St James’s Place, Abrdn and Jupiter shared the dishonour of having the highest number of dog funds at six apiece. However, total assets languishing in poorly performing pooches at Abrdn and Jupiter was £1.8bn and £988.6m, a sliver of SJP’s £5.7bn.
SJP’s £3.1bn Global Equity fund remained its top dog, underperforming the market by 23%, followed by its £1.3bn Global fund and £800m Growth European Progress fund. Its chihuahua-sized Global Smaller Companies mandate, which has £200m in assets, was one of the worst performers overall, lagging its benchmark by 38%.
SJP has previously criticised Bestinvest’s analysis of not making accurate like-for-like comparisons.

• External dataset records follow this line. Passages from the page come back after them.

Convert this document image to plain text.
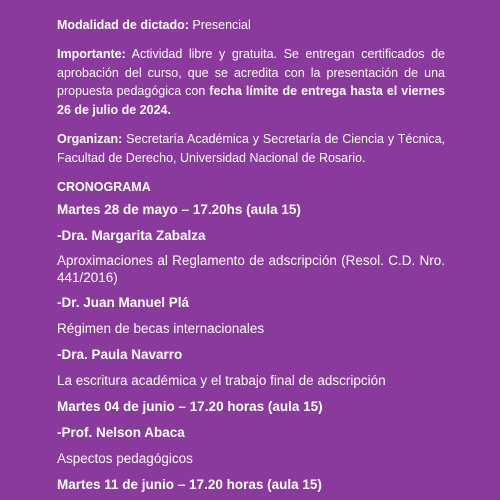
Modalidad de dictado: Presencial

Importante: Actividad libre y gratuita. Se entregan certificados de aprobación del curso, que se acredita con la presentación de una propuesta pedagógica con fecha límite de entrega hasta el viernes 26 de julio de 2024.

Organizan: Secretaría Académica y Secretaría de Ciencia y Técnica, Facultad de Derecho, Universidad Nacional de Rosario.

CRONOGRAMA

Martes 28 de mayo – 17.20hs (aula 15)

-Dra. Margarita Zabalza

Aproximaciones al Reglamento de adscripción (Resol. C.D. Nro. 441/2016)

-Dr. Juan Manuel Plá

Régimen de becas internacionales

-Dra. Paula Navarro

La escritura académica y el trabajo final de adscripción

Martes 04 de junio – 17.20 horas (aula 15)

-Prof. Nelson Abaca

Aspectos pedagógicos

Martes 11 de junio – 17.20 horas (aula 15)
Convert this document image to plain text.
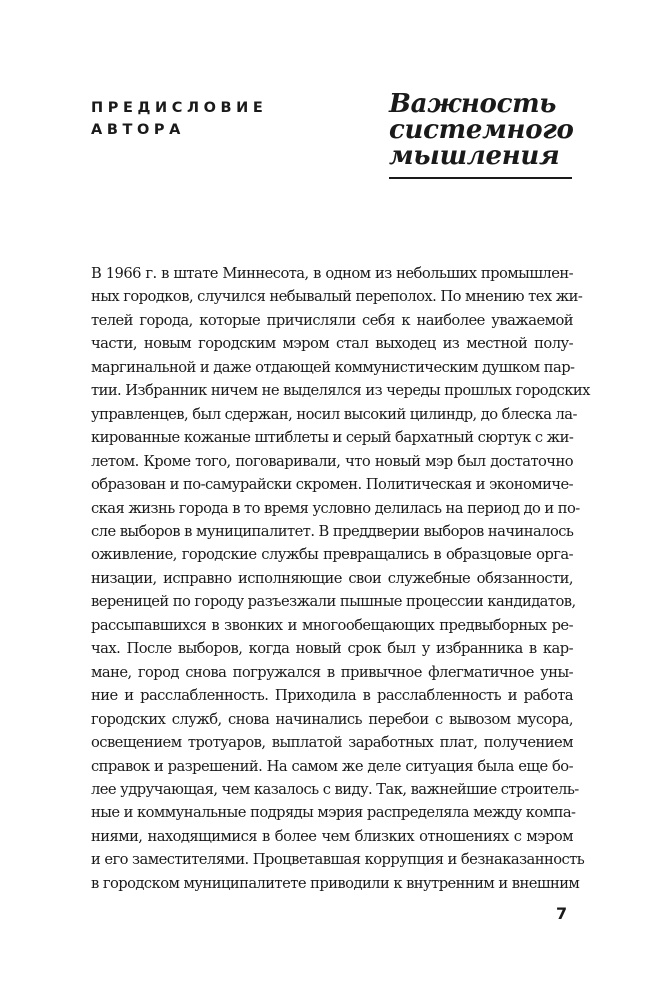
ПРЕДИСЛОВИЕ
АВТОРА
Важность
системного
мышления
В 1966 г. в штате Миннесота, в одном из небольших промышлен-
ных городков, случился небывалый переполох. По мнению тех жи-
телей города, которые причисляли себя к наиболее уважаемой
части, новым городским мэром стал выходец из местной полу-
маргинальной и даже отдающей коммунистическим душком пар-
тии. Избранник ничем не выделялся из череды прошлых городских
управленцев, был сдержан, носил высокий цилиндр, до блеска ла-
кированные кожаные штиблеты и серый бархатный сюртук с жи-
летом. Кроме того, поговаривали, что новый мэр был достаточно
образован и по-самурайски скромен. Политическая и экономиче-
ская жизнь города в то время условно делилась на период до и по-
сле выборов в муниципалитет. В преддверии выборов начиналось
оживление, городские службы превращались в образцовые орга-
низации, исправно исполняющие свои служебные обязанности,
вереницей по городу разъезжали пышные процессии кандидатов,
рассыпавшихся в звонких и многообещающих предвыборных ре-
чах. После выборов, когда новый срок был у избранника в кар-
мане, город снова погружался в привычное флегматичное уны-
ние и расслабленность. Приходила в расслабленность и работа
городских служб, снова начинались перебои с вывозом мусора,
освещением тротуаров, выплатой заработных плат, получением
справок и разрешений. На самом же деле ситуация была еще бо-
лее удручающая, чем казалось с виду. Так, важнейшие строитель-
ные и коммунальные подряды мэрия распределяла между компа-
ниями, находящимися в более чем близких отношениях с мэром
и его заместителями. Процветавшая коррупция и безнаказанность
в городском муниципалитете приводили к внутренним и внешним
7
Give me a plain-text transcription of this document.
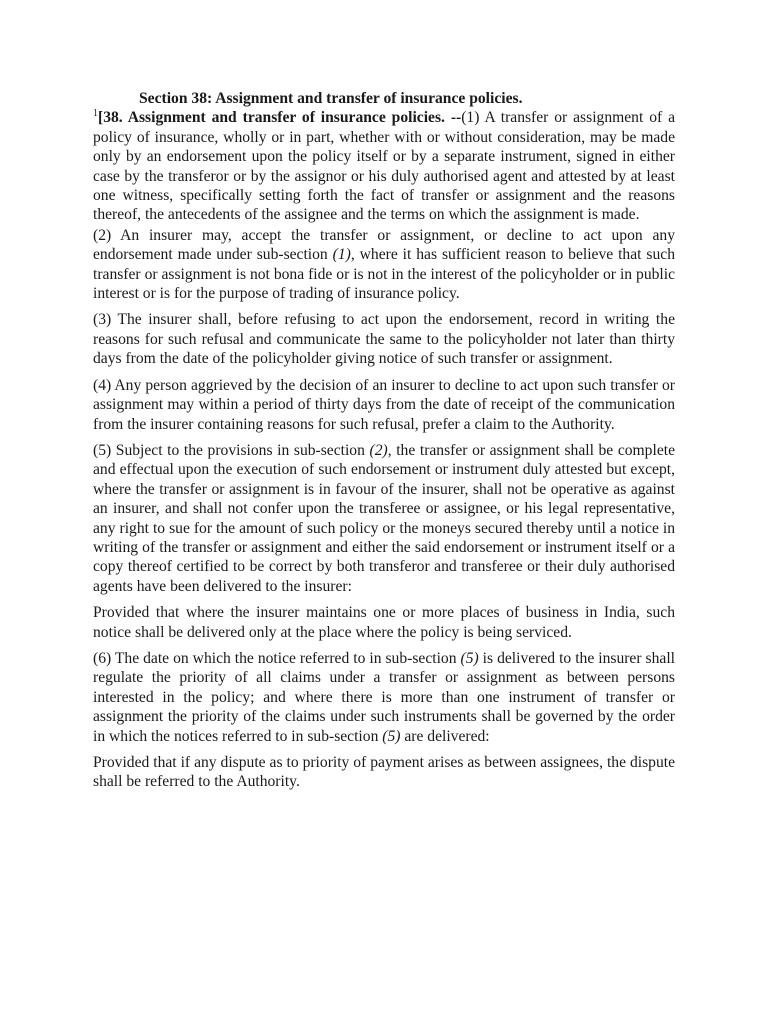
Section 38: Assignment and transfer of insurance policies.

$^1$[38. Assignment and transfer of insurance policies. --(1) A transfer or assignment of a policy of insurance, wholly or in part, whether with or without consideration, may be made only by an endorsement upon the policy itself or by a separate instrument, signed in either case by the transferor or by the assignor or his duly authorised agent and attested by at least one witness, specifically setting forth the fact of transfer or assignment and the reasons thereof, the antecedents of the assignee and the terms on which the assignment is made.

(2) An insurer may, accept the transfer or assignment, or decline to act upon any endorsement made under sub-section (1), where it has sufficient reason to believe that such transfer or assignment is not bona fide or is not in the interest of the policyholder or in public interest or is for the purpose of trading of insurance policy.

(3) The insurer shall, before refusing to act upon the endorsement, record in writing the reasons for such refusal and communicate the same to the policyholder not later than thirty days from the date of the policyholder giving notice of such transfer or assignment.

(4) Any person aggrieved by the decision of an insurer to decline to act upon such transfer or assignment may within a period of thirty days from the date of receipt of the communication from the insurer containing reasons for such refusal, prefer a claim to the Authority.

(5) Subject to the provisions in sub-section (2), the transfer or assignment shall be complete and effectual upon the execution of such endorsement or instrument duly attested but except, where the transfer or assignment is in favour of the insurer, shall not be operative as against an insurer, and shall not confer upon the transferee or assignee, or his legal representative, any right to sue for the amount of such policy or the moneys secured thereby until a notice in writing of the transfer or assignment and either the said endorsement or instrument itself or a copy thereof certified to be correct by both transferor and transferee or their duly authorised agents have been delivered to the insurer:

Provided that where the insurer maintains one or more places of business in India, such notice shall be delivered only at the place where the policy is being serviced.

(6) The date on which the notice referred to in sub-section (5) is delivered to the insurer shall regulate the priority of all claims under a transfer or assignment as between persons interested in the policy; and where there is more than one instrument of transfer or assignment the priority of the claims under such instruments shall be governed by the order in which the notices referred to in sub-section (5) are delivered:

Provided that if any dispute as to priority of payment arises as between assignees, the dispute shall be referred to the Authority.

Invesco continued to lurk near the top of the worst offenders, sporting four dog funds with £5bn worth of assets. However, this is a dramatic decline from the start of 2021 when it had 11 funds worth £9.2bn in the kennel.
Many of its former laggards have turned performance around thanks to an internal shake-up of its investment team, though Bestinvest noted its UK Equity High Income and UK Equity Income funds, previously run by Neil Woodford and Mark Barnett, “can’t shake off their doggy credentials”.
Halifax Bank of Scotland (HBOS) retained its position as top dog for the second report running, with three mutts worth £6.1bn. The funds, managed by Schroders, remain some of Spot the Dog’s most persistent offenders.